Tampoco se puede calificar como una obra sobre violencia de género, aunque este tema está presente. “Definirla como una obra de violencia de género sería como acotar o empobrecer la multiplicación de los sentidos que tiene el trabajo, pero evidentemente la violencia está presente”.

“Un hombre que es abandonado por su mujer a los 45 días de estar casado es un hombre con una guerra encima, una mujer que quiere acostarse con su novio y él la rechaza en pos del respeto, es una mujer con una guerra encima. La violencia es el resultado del dolor no resuelto”. Este es el caso de Delmira Agustini y su marido Enrique Job Reyes, del que se separó a los 45 días de casarse. Al mes de divorciarse él la mata y se suicida.

‘No daré hijos, daré versos’ no está armada desde una construcción psicológica de buenos o malos, explica la autora, “sino como el hombre tomado por una guerra y su incapacidad de comprender a una mujer que estaba mucho más adelantada que él, con una sensibilidad y un pensamiento adelantados…”. En la obra aparece también planteada la poesía como un espacio o un germen revolucionario, “aunque sea en el contexto de absoluta intimidad”. La obra obtuvo el Premio al Mejor Texto de Autor Nacional.

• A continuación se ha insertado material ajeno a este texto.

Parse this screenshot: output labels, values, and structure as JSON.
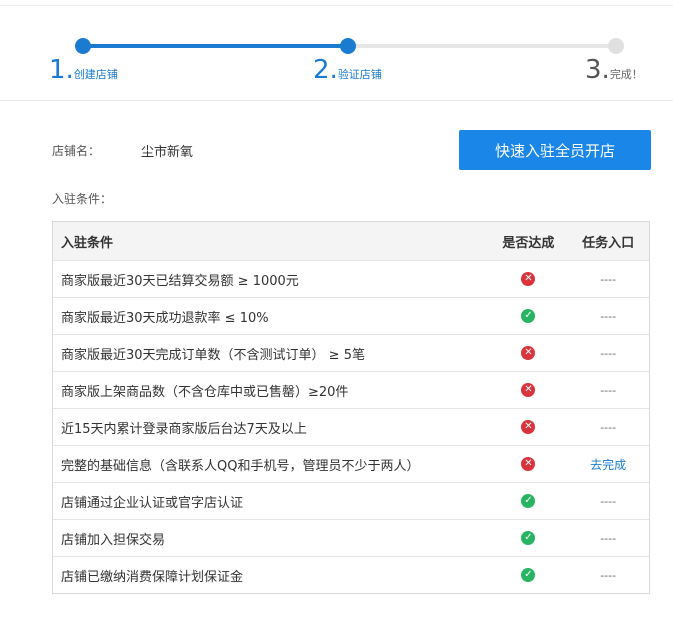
{
  "stepper": {
    "steps": [
      {
        "num": "1.",
        "label": "创建店铺",
        "state": "active"
      },
      {
        "num": "2.",
        "label": "验证店铺",
        "state": "active"
      },
      {
        "num": "3.",
        "label": "完成！",
        "state": "inactive"
      }
    ]
  },
  "store": {
    "name_label": "店铺名：",
    "name_value": "尘市新氧",
    "conditions_label": "入驻条件：",
    "cta_label": "快速入驻全员开店"
  },
  "table": {
    "headers": [
      "入驻条件",
      "是否达成",
      "任务入口"
    ],
    "rows": [
      {
        "condition": "商家版最近30天已结算交易额 ≥ 1000元",
        "status": "fail",
        "entry": "----"
      },
      {
        "condition": "商家版最近30天成功退款率 ≤ 10%",
        "status": "ok",
        "entry": "----"
      },
      {
        "condition": "商家版最近30天完成订单数（不含测试订单） ≥ 5笔",
        "status": "fail",
        "entry": "----"
      },
      {
        "condition": "商家版上架商品数（不含仓库中或已售罄）≥20件",
        "status": "fail",
        "entry": "----"
      },
      {
        "condition": "近15天内累计登录商家版后台达7天及以上",
        "status": "fail",
        "entry": "----"
      },
      {
        "condition": "完整的基础信息（含联系人QQ和手机号，管理员不少于两人）",
        "status": "fail",
        "entry": "去完成"
      },
      {
        "condition": "店铺通过企业认证或官字店认证",
        "status": "ok",
        "entry": "----"
      },
      {
        "condition": "店铺加入担保交易",
        "status": "ok",
        "entry": "----"
      },
      {
        "condition": "店铺已缴纳消费保障计划保证金",
        "status": "ok",
        "entry": "----"
      }
    ]
  },
  "icons": {
    "fail": "close-circle-icon",
    "ok": "check-circle-icon"
  },
  "colors": {
    "accent": "#1a7bd0",
    "button": "#1a87e8",
    "fail": "#d9333b",
    "ok": "#28b463"
  }
}
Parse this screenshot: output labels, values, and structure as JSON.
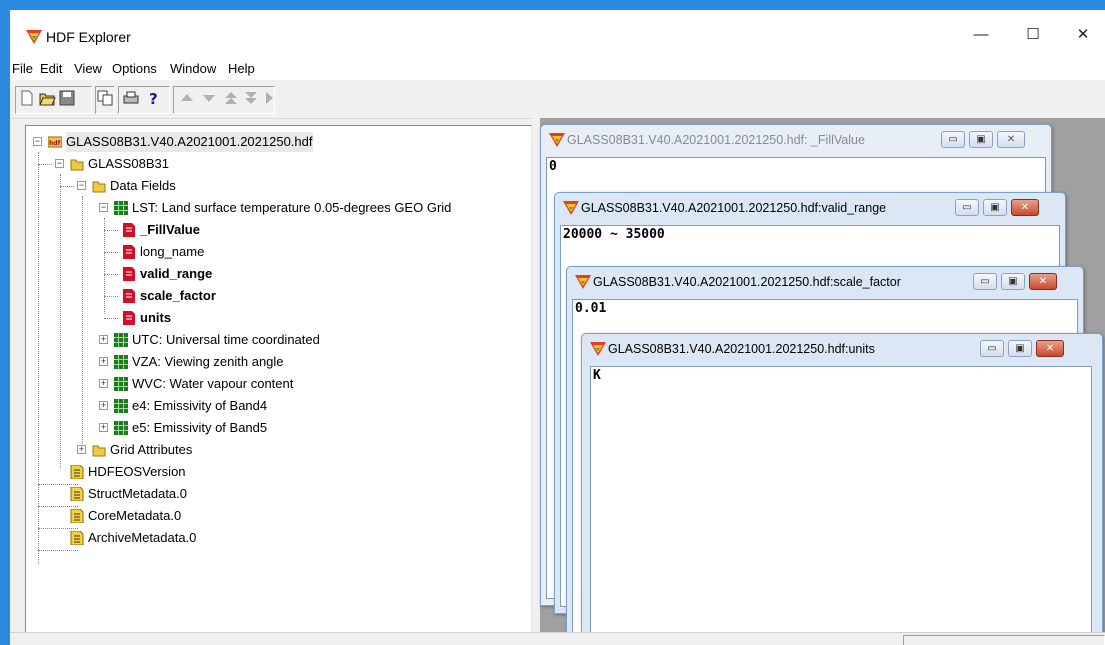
{
  "window": {
    "title": "HDF Explorer",
    "minimize": "—",
    "maximize": "☐",
    "close": "✕"
  },
  "menu": [
    "File",
    "Edit",
    "View",
    "Options",
    "Window",
    "Help"
  ],
  "tree": {
    "root": "GLASS08B31.V40.A2021001.2021250.hdf",
    "grid": "GLASS08B31",
    "data_fields": "Data Fields",
    "lst": "LST: Land surface temperature 0.05-degrees GEO Grid",
    "lst_attrs": [
      "_FillValue",
      "long_name",
      "valid_range",
      "scale_factor",
      "units"
    ],
    "fields": [
      "UTC: Universal time coordinated",
      "VZA: Viewing zenith angle",
      "WVC: Water vapour content",
      "e4: Emissivity of Band4",
      "e5: Emissivity of Band5"
    ],
    "grid_attributes": "Grid Attributes",
    "root_attrs": [
      "HDFEOSVersion",
      "StructMetadata.0",
      "CoreMetadata.0",
      "ArchiveMetadata.0"
    ]
  },
  "child_windows": [
    {
      "title": "GLASS08B31.V40.A2021001.2021250.hdf: _FillValue",
      "value": "0"
    },
    {
      "title": "GLASS08B31.V40.A2021001.2021250.hdf:valid_range",
      "value": "20000 ~ 35000"
    },
    {
      "title": "GLASS08B31.V40.A2021001.2021250.hdf:scale_factor",
      "value": "0.01"
    },
    {
      "title": "GLASS08B31.V40.A2021001.2021250.hdf:units",
      "value": "K"
    }
  ],
  "colors": {
    "accent": "#2a8ae0",
    "attr_icon": "#d0102a",
    "field_icon": "#1f7a1f",
    "folder": "#f2c744"
  }
}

Una obra en tres actos y con música

‘No daré hijos, daré versos’ está dividida en tres actos, tres puntos de vista y tres lenguajes diferentes, con diferentes estilos y géneros, “un acontecimiento artístico más que un espacio para una biografía”, señala Marianella Morena, quien afirma que la obra está concebida como “una invitación también al propio espectador para que pueda desarrollar y activar su propia mirada”.

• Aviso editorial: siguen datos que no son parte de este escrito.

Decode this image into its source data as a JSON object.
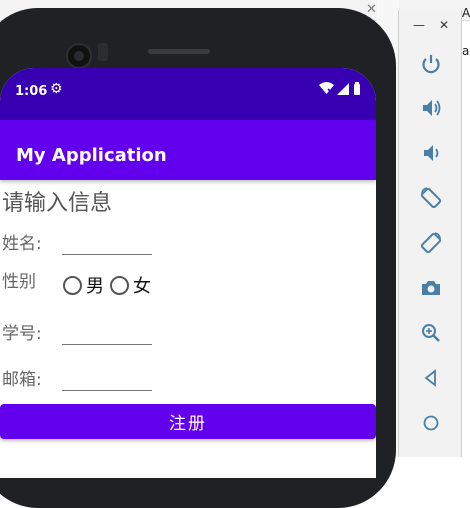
{
  "app_title": "My Application",
  "status_bar": {
    "time": "1:06"
  },
  "form": {
    "heading": "请输入信息",
    "name_label": "姓名:",
    "gender_label": "性别",
    "gender_options": [
      "男",
      "女"
    ],
    "student_id_label": "学号:",
    "email_label": "邮箱:",
    "name_value": "",
    "student_id_value": "",
    "email_value": "",
    "register_button": "注册"
  },
  "emulator_toolbar": {
    "items": [
      "power-icon",
      "volume-up-icon",
      "volume-down-icon",
      "rotate-left-icon",
      "rotate-right-icon",
      "camera-icon",
      "zoom-icon",
      "back-icon",
      "home-icon"
    ]
  },
  "colors": {
    "status_bar": "#3700b3",
    "primary": "#6200ee",
    "toolbar_icon": "#4a7fa8"
  }
}
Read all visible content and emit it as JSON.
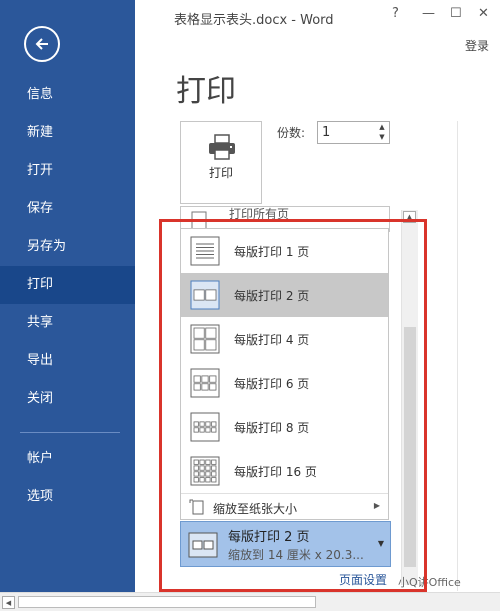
{
  "window": {
    "title": "表格显示表头.docx - Word",
    "help": "?",
    "minimize": "—",
    "maximize": "☐",
    "close": "✕",
    "login": "登录"
  },
  "sidebar": {
    "items": [
      {
        "label": "信息"
      },
      {
        "label": "新建"
      },
      {
        "label": "打开"
      },
      {
        "label": "保存"
      },
      {
        "label": "另存为"
      },
      {
        "label": "打印"
      },
      {
        "label": "共享"
      },
      {
        "label": "导出"
      },
      {
        "label": "关闭"
      },
      {
        "label": "帐户"
      },
      {
        "label": "选项"
      }
    ],
    "active": "打印"
  },
  "print": {
    "heading": "打印",
    "button_label": "打印",
    "copies_label": "份数:",
    "copies_value": "1",
    "print_all_label": "打印所有页"
  },
  "dropdown": {
    "items": [
      {
        "label": "每版打印 1 页",
        "grid": [
          1,
          1
        ]
      },
      {
        "label": "每版打印 2 页",
        "grid": [
          2,
          1
        ]
      },
      {
        "label": "每版打印 4 页",
        "grid": [
          2,
          2
        ]
      },
      {
        "label": "每版打印 6 页",
        "grid": [
          3,
          2
        ]
      },
      {
        "label": "每版打印 8 页",
        "grid": [
          4,
          2
        ]
      },
      {
        "label": "每版打印 16 页",
        "grid": [
          4,
          4
        ]
      }
    ],
    "selected_index": 1,
    "scale_label": "缩放至纸张大小"
  },
  "pages_combo": {
    "main": "每版打印 2 页",
    "sub": "缩放到 14 厘米 x 20.3..."
  },
  "page_setup": "页面设置",
  "watermark": "小Q讲Office",
  "colors": {
    "sidebar": "#2b579a",
    "sidebar_active": "#19478a",
    "highlight": "#d9342b",
    "combo_selected": "#a3c2e9"
  }
}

Los tres actos discurren en diferentes tiempos, pero el hilo conductor es Delmira Agustini. El primero muestra una situación más intimista en la que se multiplican Dalmira y Reyes, su marido y asesino; el segundo acto es un juego dentro de otro juego, la idea de representar la época histórica y a la familia Agustini, en la que hay muchos guiños actorales y mucho humor; el tercer acto es contemporáneo y presenta una subasta que se realiza en Montevideo de objetos que pertenecieron a la poeta y a la familia, en la que seis personajes se quedan con algunos objetos de la subasta.

El espectáculo tiene varios atractivos, el musical es uno de ellos. Los seis actores (tres hombres y tres mujeres) cantan, pero la música aparece de una forma muy natural, “no se detiene la escena para cantar, sino a través de la palabra”. Para ello, Morena ha trabajado la traducción de la poesía en el escenario, “trabajé la métrica y el rimo porque eran una obsesión en ella, que también era músico”.

Desde que se estrenó ‘No daré hijos, daré versos’ en el teatro Solís de Montevideo en el 2014 la obra se ha representado en numerosas ocasiones, desde el 2015 está de gira y ésta es la tercera vez que visita España, ya estuvo en EEUU, Brasil, Argentina y Ecuador. Continuará de gira en el 2017.